I’m building Uncloud after years of managing Kubernetes in small envs and at a unicorn. I keep seeing teams reach for K8s when they really just need to run a bunch of containers across a few machines with decent networking, rollouts, and HTTPS. The operational overhead of k8s is brutal for what they actually need.
A few things that make it unique:
- uses the familiar Docker Compose spec, no new DSL to learn
- builds and pushes your Docker images directly to your machines without an external registry (via my other project unregistry [1])
- imperative CLI (like Docker) rather than declarative reconciliation. Easier mental model and debugging
- works across cloud VMs, bare metal, even a Raspberry Pi at home behind NAT (all connected together)
- minimal resource footprint (<150MB ram)
To me, the control plane is the primary feature of kubernetes and one I would not want to go without.
I know this describes operational overhead as a reason, but how it relates to the control plane is not clear to me. even managing a few hundred nodes and maybe 10,000 containers, relatively small - I update once a year and the managed cluster updates machine images and versions automatically. Are people trying to self host kubernetes for production cases, and that’s where this pain comes from?
Sorry if it is a rude question.
If you want something even simpler, something that doesn't run on your servers at all, you can look at Kamal: https://kamal-deploy.org
What I like about Kamal is that it's backed by a company that actually fully moved out of K8s and cloud, so every release is battle-tested first.
Some questions I have based on my swarm usage:
- do you plan to support secrets?
- with swarm and traefik, I can define url rewrite rules as container labels. Is something equivalent available?
- if I deploy 2 compose 'stacks', do all containers have access to all other containers, even in the other stack?
I am wondering how state replication works on the backend. The design mentions using crdt and a gossip proto, but I'm not sure what is actually implemented as it is a tad vague. I haven't dug into the code so forgive me if it is obvious or explained elsewhere.
BTW just looking at other variations on the theme:
Feel free to add more.
https://github.com/mudler/edgevpn https://www.iroh.computer/
Looks like the docs assume the management of a single cluster. What if you want to manage multiple/distinct clusters from the same uc client/management env?
This would have been my choice had it existed three months ago. Now it feels like I learned kubernetes in vain xD
Even coolify lets you add as many machines as you want and then manage docker containers in all machines from one coolify installation.
Gonna burn bridges with this lack of transparency. I love the intent but the implementation is so bad that I probably wont look back.
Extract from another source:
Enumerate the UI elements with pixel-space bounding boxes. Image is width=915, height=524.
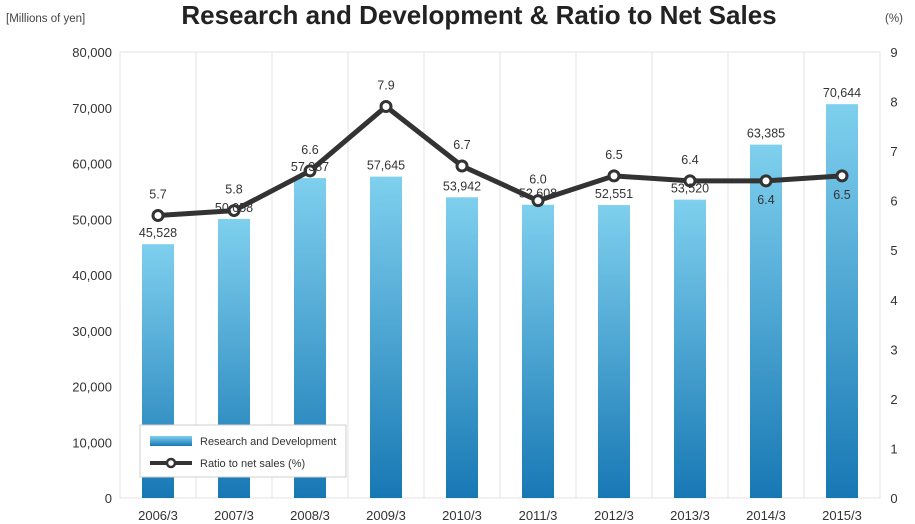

But, as a lead for implementations, I just couldn’t in good conscience permit something that is not an industry standard and not supported by my cloud provider. First from a self interested standpoint, it looks a lot better on their resume to say “I did $x using K8s”.
From an onboarding standpoint, just telling a new employee “we use K8s -here you go” means nothing new to learn.
If you are part of the industry, just suck it up and learn Kubernetes. Your future self won’t regret it - coming from someone who in fact has not learn K8s.
This is a challenge any new framework is going to have.